Social comparison theory suggests that it’s a core aspect of human behaviour—we all have an innate drive to evaluate ourselves in relation to others in our social group. There are evolutionary roots to social comparison because it would have helped us understand and find our place in a group as well as identify traits that would increase our ability to compete, survive and reproduce.

 

How Social Comparison Impacts Performance

 

While social comparison as a psychological mechanism was adaptive, we now have limitless potential for comparing ourselves to others via social media. This way of thinking has become heightened and amplified–impacting our self-belief, motivation and behaviour. 

 

The pressure to keep up socially and live a life that looks good has never been so wide reaching. We rank ourselves against others we see on our social media feeds, comparing everything from attitudes to material possessions and status. Those comparisons then become a measure for how well you feel you’re doing in your life. 

 

As high performers we must be mindful of unhelpful social comparison because it can plant seeds of self-doubt and twist your perception to one of scarcity.

 

Strategies To Limit Unhelpful Social Comparison

1. Use Your Own Standard of Success. The pressure to keep up on social media can lead to feeling like you have to achieve certain markers. Comparison can really thrive within us when we aren’t aware of our own version of success and how we would like to feel in our daily lives.
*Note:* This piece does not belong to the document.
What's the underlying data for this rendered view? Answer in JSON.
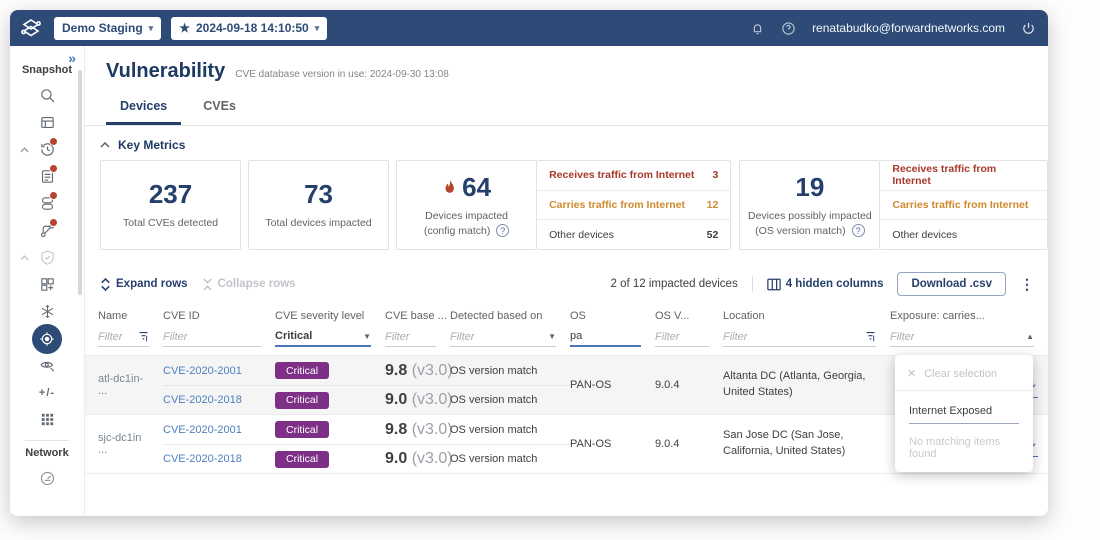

Take time to think more broadly about what you really want and how to get in alignment with that in your life. 

 

2. Use What You Have. It’s true that there will always be someone with better resources, contacts, environment, experience, money and energy than you. Yet the more you put your own resources to work in your life the more progress and opportunities you will have. 

 

3. Curate Your Feed. Bring consciousness to what you allow in your social media feeds. When you understand how much that content impacts you it prompts more deliberate choices to interact with people that help you stay focused and inspire you.